Es gibt immer zwei Sichtweisen. Der Senat findet seine Politik für behinderte Menschen innovativ. Petra Leuschner, Staatssekretärin in der Sozialverwaltung, zählte gestern Verbesserungen aus dem aktuellen Behindertenbericht auf: So sei zum Beispiel die Zahl der Werkstattplätze von 2003 bis 2006 um ein Drittel gestiegen. „Jeder, der einen Platz anfragt, bekommt ein Angebot.“ Stolz ist Leuschner auch auf ein Modellprojekt in Friedrichshain-Kreuzberg. Behinderte bekommen dort keine Sachmittel mehr, etwa einen Rollstuhl, sondern Geld ausgezahlt. „Unser wichtigstes Ziel ist, die Eigenverantwortung zu fördern.“

Dagegen äußerte der Berliner Behindertenbeauftragte Martin Marquard gestern Kritik. Viele Bezirke planten, aus Finanznot ambulante Pflegeleistungen für behinderte Menschen zu kürzen, so Marquard. Tausende Betroffene, die teils rund um die Uhr betreut werden müssten, litten unter „großen Ängsten“.

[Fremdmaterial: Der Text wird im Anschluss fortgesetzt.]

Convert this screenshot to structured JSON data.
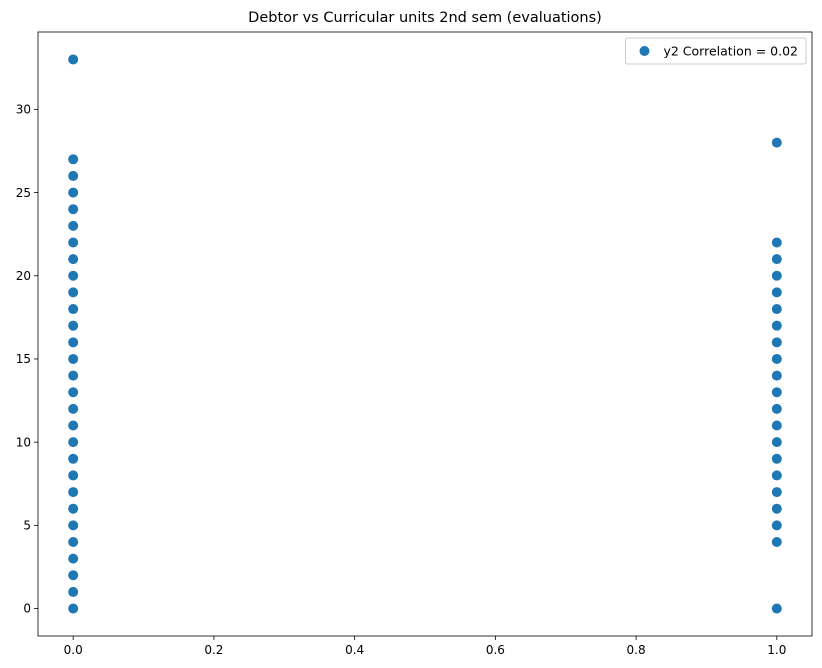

Viele Beschwerden gebe es auch über den neuen Betreiber des Behindertenfahrdienstes, so Marquard. Betroffene klagten über lange Wartezeiten, Verspätungen und eine überlastete Telefonhotline. Den Betrieb hat am 1. Juli die Wirtschaftsgenossenschaft Berliner Taxi-Besitzer übernommen. Staatssekretärin Leuschner räumt ein: „Der Übergang läuft nicht reibungslos.“ Laut Berliner Behindertenverband hat der Senat den Etat für den Dienst von zwölf auf sieben Millionen Euro im Jahr gekürzt.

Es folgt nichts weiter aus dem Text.